All of this can mean a stumble in your business’s income that prospective buyers will see when they look at your books. As business sales can take many months, this decrease in profits can be sustained and will mean a lower offer when someone is ready to buy. In some cases, this can even jeopardise your ability to sell at all.
How do you keep confidentiality?
The first step, of course, is to be careful who you tell. Clients and suppliers rarely need to know, and although there may be some staff members who must be advised, make sure they’re people you trust not to spread the news around.
When selling your business, you need to advertise it without any identifying features. Instead of Bob’s Repair Shop, for example, you market it as "Busy Car Repair Shop". Make sure you don’t include any financial or location information that could easily identify your business.

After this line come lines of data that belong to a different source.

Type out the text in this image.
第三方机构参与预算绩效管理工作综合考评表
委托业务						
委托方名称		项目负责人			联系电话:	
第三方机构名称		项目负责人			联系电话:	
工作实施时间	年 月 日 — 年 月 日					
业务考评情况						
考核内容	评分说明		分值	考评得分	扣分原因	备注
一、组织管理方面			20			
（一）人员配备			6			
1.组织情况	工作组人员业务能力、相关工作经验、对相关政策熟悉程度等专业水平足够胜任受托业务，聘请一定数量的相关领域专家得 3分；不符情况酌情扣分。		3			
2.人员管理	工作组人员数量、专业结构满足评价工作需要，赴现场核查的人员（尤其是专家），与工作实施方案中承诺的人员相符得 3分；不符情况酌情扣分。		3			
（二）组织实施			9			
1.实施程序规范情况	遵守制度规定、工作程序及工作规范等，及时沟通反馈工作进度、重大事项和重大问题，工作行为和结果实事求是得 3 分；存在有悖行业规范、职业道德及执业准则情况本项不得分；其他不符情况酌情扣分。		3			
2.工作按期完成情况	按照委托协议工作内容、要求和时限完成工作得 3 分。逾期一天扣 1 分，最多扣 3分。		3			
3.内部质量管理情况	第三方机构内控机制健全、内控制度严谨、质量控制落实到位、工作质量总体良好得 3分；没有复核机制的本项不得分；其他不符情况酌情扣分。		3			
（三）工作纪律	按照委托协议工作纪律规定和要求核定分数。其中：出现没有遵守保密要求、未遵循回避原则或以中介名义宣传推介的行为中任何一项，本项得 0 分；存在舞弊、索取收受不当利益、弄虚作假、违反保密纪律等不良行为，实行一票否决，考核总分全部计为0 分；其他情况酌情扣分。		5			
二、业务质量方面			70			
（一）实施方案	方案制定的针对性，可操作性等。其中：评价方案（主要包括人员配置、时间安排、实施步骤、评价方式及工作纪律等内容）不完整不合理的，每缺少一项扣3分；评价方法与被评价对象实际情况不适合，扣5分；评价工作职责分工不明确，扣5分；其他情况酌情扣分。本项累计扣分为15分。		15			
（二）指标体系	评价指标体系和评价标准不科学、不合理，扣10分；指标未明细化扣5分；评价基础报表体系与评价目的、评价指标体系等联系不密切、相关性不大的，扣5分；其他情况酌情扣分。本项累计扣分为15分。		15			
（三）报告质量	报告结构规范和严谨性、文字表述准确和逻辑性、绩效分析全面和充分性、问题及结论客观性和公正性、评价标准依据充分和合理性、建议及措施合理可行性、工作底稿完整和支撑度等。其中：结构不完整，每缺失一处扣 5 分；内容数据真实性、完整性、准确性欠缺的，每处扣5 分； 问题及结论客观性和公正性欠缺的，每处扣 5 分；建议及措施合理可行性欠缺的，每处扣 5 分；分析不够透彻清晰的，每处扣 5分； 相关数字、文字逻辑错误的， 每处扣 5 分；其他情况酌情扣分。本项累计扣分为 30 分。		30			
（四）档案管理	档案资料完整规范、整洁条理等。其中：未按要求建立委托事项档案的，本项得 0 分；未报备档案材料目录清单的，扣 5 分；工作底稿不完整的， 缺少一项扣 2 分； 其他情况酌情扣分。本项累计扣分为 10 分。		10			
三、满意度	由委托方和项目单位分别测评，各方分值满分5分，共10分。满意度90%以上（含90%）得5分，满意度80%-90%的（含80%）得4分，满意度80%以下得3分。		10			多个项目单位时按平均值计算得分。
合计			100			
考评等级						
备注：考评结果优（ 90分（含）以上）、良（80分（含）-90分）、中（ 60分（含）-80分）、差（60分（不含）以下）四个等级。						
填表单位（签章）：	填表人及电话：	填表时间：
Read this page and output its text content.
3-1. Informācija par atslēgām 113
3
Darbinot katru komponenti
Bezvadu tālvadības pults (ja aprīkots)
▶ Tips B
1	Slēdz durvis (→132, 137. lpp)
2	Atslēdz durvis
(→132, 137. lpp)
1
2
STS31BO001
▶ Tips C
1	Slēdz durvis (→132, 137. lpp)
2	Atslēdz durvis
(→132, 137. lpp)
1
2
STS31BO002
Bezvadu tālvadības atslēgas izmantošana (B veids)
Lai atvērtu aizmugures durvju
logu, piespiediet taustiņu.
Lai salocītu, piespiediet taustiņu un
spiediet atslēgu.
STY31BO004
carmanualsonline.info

Next, when people are interested and need more information, ask them to sign a confidentiality agreement before moving forward. This is standard in the business sale process, and serious buyers expect this requirement. Even at this stage, identifying information can be obscured, with more details being released as the buyer decides to go forward.
There are some exceptions to this rule. If you have a well-known brand, revealing your business name may bring in more interest and higher offers.
Role of brokers
Working with a LINK business broker adds another layer to your confidentiality protection. Your LINK business broker acts as an intermediary, interacting with any prospective buyers. This allows your identity to remain obscured on the off-chance that someone you know is interested in buying the business. Additionally, LINK brokers are experienced in speaking about businesses in vague yet accurate terms, so they can market the business while retaining confidentiality.
LINK business brokers also pre-qualify potential buyers, ensuring they are serious and have the funds to purchase before revealing any information. The fewer people who know about your plans, the less chance there is that the news will get out.
Perhaps the biggest advantage of a LINK business broker is the experience they have in protecting sellers’ confidentiality. Because they're selling businesses all the time, they know how to obscure identifying information in advertisements and selling memorandums. They work with confidentiality agreements every day and understand them. Brokers also know how to reveal information slowly and when it’s vital to tell a prospective buyer something to secure a sale. Most importantly, they have processes and procedures in place to ensure confidentiality is maintained.
Confidentiality is one of the most important aspects of your sale. Many business owners who are selling a business for the first time aren't aware of how essential it is in order to achieve a good price and closing a sale. Make sure you keep the sale a secret and look for help from experienced business brokers to maintain confidentiality throughout the sales process.